While hurricanes cannot be prevented, scientists do, however, show the link between climate change and more severe weather. Recently, the media reported on another scientific study linking warming ocean water and the strength of hurricanes. Nevertheless, our government’s attention has been so focused on war that it has ignored the environment. While the U.S. could show global leadership and work to shape a better future through policy and budgeting, we instead witness the exact opposite. Energy policies focus on more drilling for fossil fuel, while the Environmental Protection Agency’s budget and many environmental programs are each year put on the chopping block.
The taxpayer costs of the Iraq War will be much higher than the $320 billion that Congress has thus far allocated. Each year we continue to prosecute the Iraq War, we will spend another $75 billion - $100 billion.
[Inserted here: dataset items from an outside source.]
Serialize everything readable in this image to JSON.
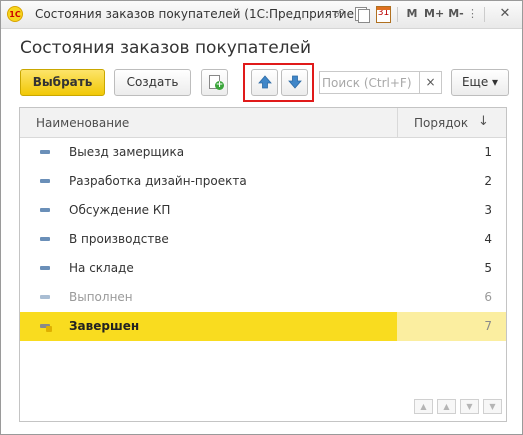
{
  "window": {
    "title": "Состояния заказов покупателей  (1С:Предприятие)",
    "controls": [
      "M",
      "M+",
      "M-"
    ]
  },
  "page": {
    "title": "Состояния заказов покупателей"
  },
  "toolbar": {
    "select_label": "Выбрать",
    "create_label": "Создать",
    "search_placeholder": "Поиск (Ctrl+F)",
    "clear_label": "×",
    "more_label": "Еще ▾"
  },
  "table": {
    "columns": {
      "name": "Наименование",
      "order": "Порядок",
      "sort_indicator": "↓"
    },
    "rows": [
      {
        "name": "Выезд замерщика",
        "order": "1"
      },
      {
        "name": "Разработка дизайн-проекта",
        "order": "2"
      },
      {
        "name": "Обсуждение КП",
        "order": "3"
      },
      {
        "name": "В производстве",
        "order": "4"
      },
      {
        "name": "На складе",
        "order": "5"
      },
      {
        "name": "Выполнен",
        "order": "6"
      },
      {
        "name": "Завершен",
        "order": "7"
      }
    ],
    "selected_row": "Завершен"
  },
  "colors": {
    "accent_yellow": "#f9dc1f",
    "highlight_red": "#e01a1a",
    "arrow_blue": "#3f86c8"
  }
}
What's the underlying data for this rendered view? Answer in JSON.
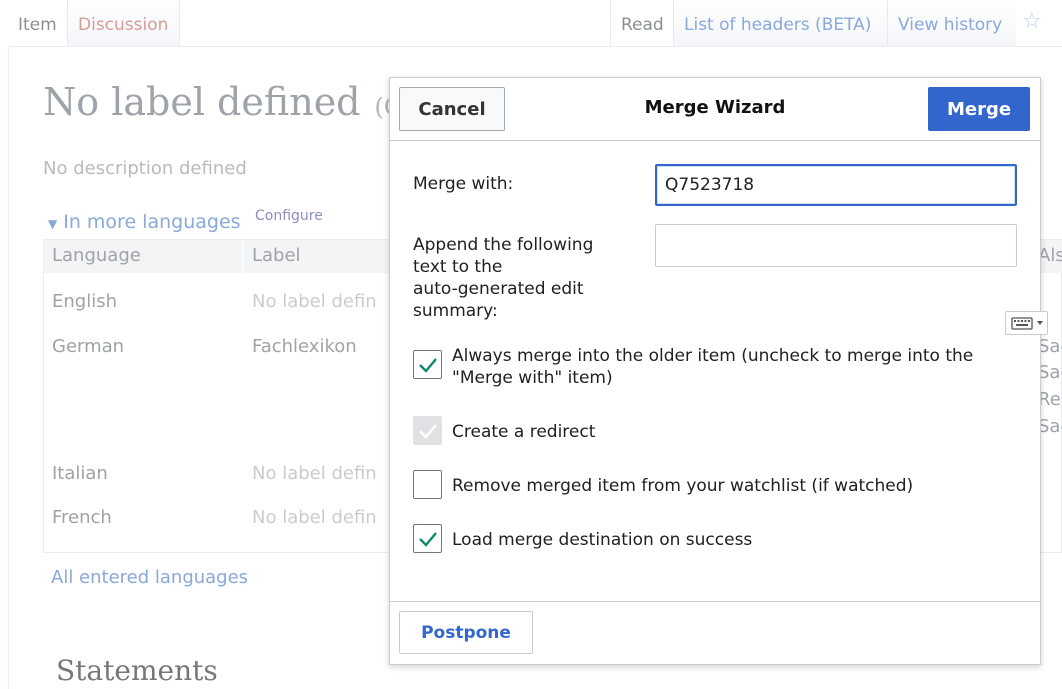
{
  "tabs": {
    "item": "Item",
    "discussion": "Discussion",
    "read": "Read",
    "list_of_headers": "List of headers (BETA)",
    "view_history": "View history"
  },
  "page": {
    "title": "No label defined",
    "qid_fragment": "(Q",
    "description": "No description defined",
    "more_languages": "In more languages",
    "configure": "Configure",
    "all_entered_languages": "All entered languages",
    "statements": "Statements"
  },
  "lang_table": {
    "headers": [
      "Language",
      "Label"
    ],
    "right_header_peek": "Als",
    "rows": [
      {
        "language": "English",
        "label": "No label defin",
        "label_missing": true
      },
      {
        "language": "German",
        "label": "Fachlexikon",
        "label_missing": false
      },
      {
        "language": "Italian",
        "label": "No label defin",
        "label_missing": true
      },
      {
        "language": "French",
        "label": "No label defin",
        "label_missing": true
      }
    ],
    "right_peek_rows": [
      "Sac",
      "Sac",
      "Rea",
      "Sac"
    ]
  },
  "dialog": {
    "title": "Merge Wizard",
    "cancel_label": "Cancel",
    "merge_label": "Merge",
    "postpone_label": "Postpone",
    "merge_with_label": "Merge with:",
    "merge_with_value": "Q7523718",
    "summary_label_lines": [
      "Append the following",
      "text to the",
      "auto-generated edit",
      "summary:"
    ],
    "summary_value": "",
    "options": [
      {
        "label_lines": [
          "Always merge into the older item (uncheck to merge into the",
          "\"Merge with\" item)"
        ],
        "checked": true,
        "disabled": false
      },
      {
        "label_lines": [
          "Create a redirect"
        ],
        "checked": true,
        "disabled": true
      },
      {
        "label_lines": [
          "Remove merged item from your watchlist (if watched)"
        ],
        "checked": false,
        "disabled": false
      },
      {
        "label_lines": [
          "Load merge destination on success"
        ],
        "checked": true,
        "disabled": false
      }
    ]
  },
  "icons": {
    "star": "star-icon",
    "keyboard": "keyboard-icon",
    "checkmark": "checkmark-icon"
  },
  "colors": {
    "accent": "#3366cc",
    "check": "#14866d",
    "link": "#8aa8d8"
  }
}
At the time of writing, Congress is on its way to allocating another $50 billion for the first half of fiscal year 2007. But the war is essentially deficit-financed. We add more and more money onto our national debt as if it will be easier for our children to pay it back. The interest payments over the years could amount to another $100 billion or more. Veterans’ health care, consistently under-funded over the years, will also need additional funding. The health care and disability payments for soldiers wounded in the war could amount to another $100 billion. And these are only budgetary costs, not the full range of economic costs, which could exceed $1 trillion.
In the run up to the Iraq War, the American public was not made aware of the enormous cost of military operations and the possibility of a protracted involvement. In fact, the White House claimed that the war would amount to $50 billion. When its economic adviser, Lawrence Lindsey, claimed it would be between $100 billion - $200 billion, he was fired. Even after the Iraq War began, the Congressional Budget Office estimated that the Iraq War would cost between $85 billion - $200 billion through fiscal year 2013.
Overly optimistic scenarios of the Iraq War continue to be propounded, leading the public to draw the wrong conclusions: that war can be an inexpensive cakewalk. Yet, three and a half years later, the American public is increasingly recognizing that the costs have been too high and the benefits are altogether unclear. The public is ready to hear the truth and debate the options, if only more elected officials would show leadership in this area.